GAZA CITY, Gaza Strip: Collapsed buildings, mangled infrastructure, streets turned into fields of rubble.
Scenes of violence and destruction in the long-blockaded Gaza Strip have filled the world’s airwaves throughout four wars and countless rounds of hostilities between Israel and Hamas militants. But this conflict, Palestinians say, is different.
On Tuesday, following a night of intense bombardment, residents were struggling to grasp the sheer scale of damage inflicted on Gaza City’s upscale Rimal neighborhood, with its shopping malls, restaurants, residential buildings and offices belonging to aid groups and international media far from the territory’s hard-hit border towns and impoverished refugee camps.
Israel has hit Rimal, also home to Hamas government ministries, in the 2021 war, but never like this.
Israeli bombs blew out walls and ripped off roofs of upper-class apartment towers. They toppled trees that had lined the sidewalks. They uprooted streets that had teemed with businessmen hustling to work and vendors hawking roasted nuts. They leveled mosques and university buildings and wrecked high-rise offices of companies and organizations like Gaza’s main telecommunications company and Bar Association.
Among those broad boulevards full of beauty salons, falafel shops and pizzerias beat the heart of Gaza City. For many, the magnitude of the devastation there, affecting the territory’s middle and upper classes, had symbolic significance.
“Israel has destroyed the center of everything,” said Palestinian businessman Ali Al-Hiyak from his home near Rimal. “That is the space of our public life, our community.”
“They are breaking us,” he added.
After Gaza’s Hamas rulers mounted the deadliest attack on Israel in decades, killing over 1,000 people and taking dozens hostage in a multi-pronged offensive, Israel unleashed what Gaza residents described as the most intense bombing campaign in recent memory, with hundreds of airstrikes Monday night.
“These sounds are different,” 30-year-old Saman Ashour in Gaza City texted as she lay awake in a neighborhood north of Rimal, listening to the roar of explosions. “It’s the sound of revenge.”
Residents said the Israeli military struck some buildings without first firing warning missiles as a precaution. The civilian death toll has been rapidly rising. Overall, Gaza health officials have reported the airstrikes have killed over 800 people and wounded thousands more.
Israel has also cut off Gaza’s water supplies and electricity, worsening the territory’s already abysmal humanitarian conditions.
The Israeli military’s Arabic spokesperson, Avichay Adraee, said that Israel was trying to “evacuate civilian populations from areas where Hamas has a military presence” before unleashing “powerful destruction.”
That tactic is evident from staggering drone footage that shows vast swaths of central Gaza City reduced to nothing but dirt craters and ruins from demolished buildings.
But most Palestinian civilians did not evacuate. There are no bomb shelters. Israel and Egypt tightly control the enclave’s borders and have not let anyone out. UN shelters are rapidly filling up.
After the militant group’s unprecedented attack on Israeli civilians and soldiers, which stunned and terrorized a country long seen as invincible, analysts said it was clear the group bet all of its chips no matter the consequences. Israel was now waging a war not to repel
Hamas, like in past rounds, but to destroy it.
“The strategic prospect is to annihilate, destroy and demolish the military capacity of Hamas,” said Kobi Michael, a senior fellow at the Institute for National Security Studies, an Israeli think tank. “Hamas brought this on the heads of the Gazans.”
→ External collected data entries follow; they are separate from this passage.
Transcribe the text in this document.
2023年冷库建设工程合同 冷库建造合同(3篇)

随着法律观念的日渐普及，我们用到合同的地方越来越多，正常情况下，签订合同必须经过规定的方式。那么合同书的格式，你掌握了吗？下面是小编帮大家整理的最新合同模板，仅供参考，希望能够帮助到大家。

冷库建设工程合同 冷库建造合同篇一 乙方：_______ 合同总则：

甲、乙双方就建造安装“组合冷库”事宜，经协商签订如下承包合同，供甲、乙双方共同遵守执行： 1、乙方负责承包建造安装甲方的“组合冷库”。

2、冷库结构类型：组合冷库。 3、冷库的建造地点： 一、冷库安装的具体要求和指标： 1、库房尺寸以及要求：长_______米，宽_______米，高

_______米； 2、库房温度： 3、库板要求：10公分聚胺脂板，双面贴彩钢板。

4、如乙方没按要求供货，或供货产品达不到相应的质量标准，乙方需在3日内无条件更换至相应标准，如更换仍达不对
“If Israel is not aggressive enough,” he added, “that will only drag us to another front and to another conflict.”
But Palestinians in Gaza see the Israeli military’s wrath as collective punishment.
“We’re talking about damage to hospitals that can’t even run without fuel, the total demolition of homes and infrastructure,” said Iyad Bozum, spokesman for Gaza’s Interior Ministry. “At the end of this there will be nothing left to even reconstruct. It will be impossible to live here.”
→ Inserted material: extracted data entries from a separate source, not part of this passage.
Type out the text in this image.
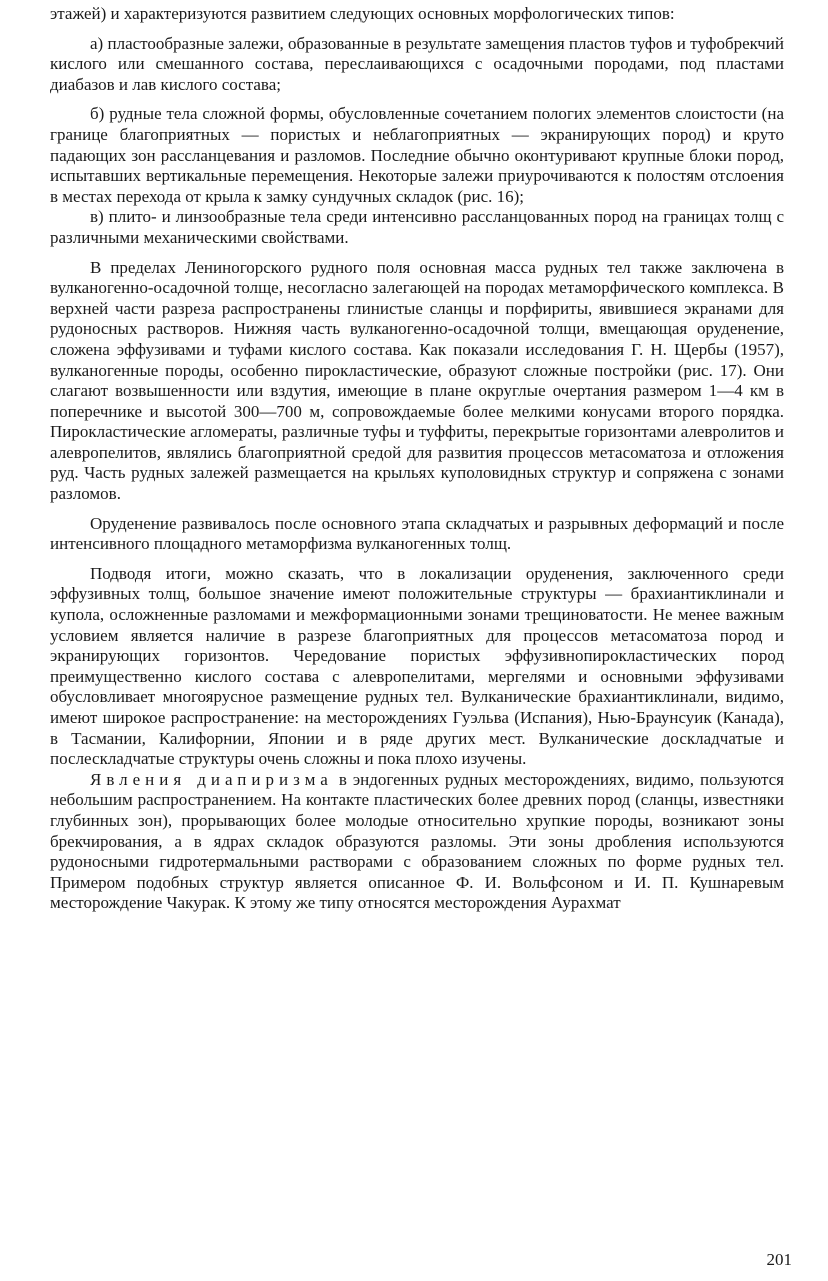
этажей) и характеризуются развитием следующих основных морфологических типов:

а) пластообразные залежи, образованные в результате замещения пластов туфов и туфобрекчий кислого или смешанного состава, переслаивающихся с осадочными породами, под пластами диабазов и лав кислого состава;

б) рудные тела сложной формы, обусловленные сочетанием пологих элементов слоистости (на границе благоприятных — пористых и неблагоприятных — экранирующих пород) и круто падающих зон рассланцевания и разломов. Последние обычно оконтуривают крупные блоки пород, испытавших вертикальные перемещения. Некоторые залежи приурочиваются к полостям отслоения в местах перехода от крыла к замку сундучных складок (рис. 16);

в) плито- и линзообразные тела среди интенсивно рассланцованных пород на границах толщ с различными механическими свойствами.

В пределах Лениногорского рудного поля основная масса рудных тел также заключена в вулканогенно-осадочной толще, несогласно залегающей на породах метаморфического комплекса. В верхней части разреза распространены глинистые сланцы и порфириты, явившиеся экранами для рудоносных растворов. Нижняя часть вулканогенно-осадочной толщи, вмещающая оруденение, сложена эффузивами и туфами кислого состава. Как показали исследования Г. Н. Щербы (1957), вулканогенные породы, особенно пирокластические, образуют сложные постройки (рис. 17). Они слагают возвышенности или вздутия, имеющие в плане округлые очертания размером 1—4 км в поперечнике и высотой 300—700 м, сопровождаемые более мелкими конусами второго порядка. Пирокластические агломераты, различные туфы и туффиты, перекрытые горизонтами алевролитов и алевропелитов, являлись благоприятной средой для развития процессов метасоматоза и отложения руд. Часть рудных залежей размещается на крыльях куполовидных структур и сопряжена с зонами разломов.

Оруденение развивалось после основного этапа складчатых и разрывных деформаций и после интенсивного площадного метаморфизма вулканогенных толщ.

Подводя итоги, можно сказать, что в локализации оруденения, заключенного среди эффузивных толщ, большое значение имеют положительные структуры — брахиантиклинали и купола, осложненные разломами и межформационными зонами трещиноватости. Не менее важным условием является наличие в разрезе благоприятных для процессов метасоматоза пород и экранирующих горизонтов. Чередование пористых эффузивнопирокластических пород преимущественно кислого состава с алевропелитами, мергелями и основными эффузивами обусловливает многоярусное размещение рудных тел. Вулканические брахиантиклинали, видимо, имеют широкое распространение: на месторождениях Гуэльва (Испания), Нью-Браунсуик (Канада), в Тасмании, Калифорнии, Японии и в ряде других мест. Вулканические доскладчатые и послескладчатые структуры очень сложны и пока плохо изучены.

Явления диапиризма в эндогенных рудных месторождениях, видимо, пользуются небольшим распространением. На контакте пластических более древних пород (сланцы, известняки глубинных зон), прорывающих более молодые относительно хрупкие породы, возникают зоны брекчирования, а в ядрах складок образуются разломы. Эти зоны дробления используются рудоносными гидротермальными растворами с образованием сложных по форме рудных тел. Примером подобных структур является описанное Ф. И. Вольфсоном и И. П. Кушнаревым месторождение Чакурак. К этому же типу относятся месторождения Аурахмат

201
The strikes on Rimal early Tuesday killed ordinary residents like shopkeepers and local journalists and destroyed dozens of homes.
Issa Abu Salim, 60, was seething as he stood amid the debris of his home, his clothes filthy with the dust of the destruction.
“Our money is gone. My identity cards are lost. The entire house, all four floors, is lost,” he said. “The most beautiful area, they destroyed it.”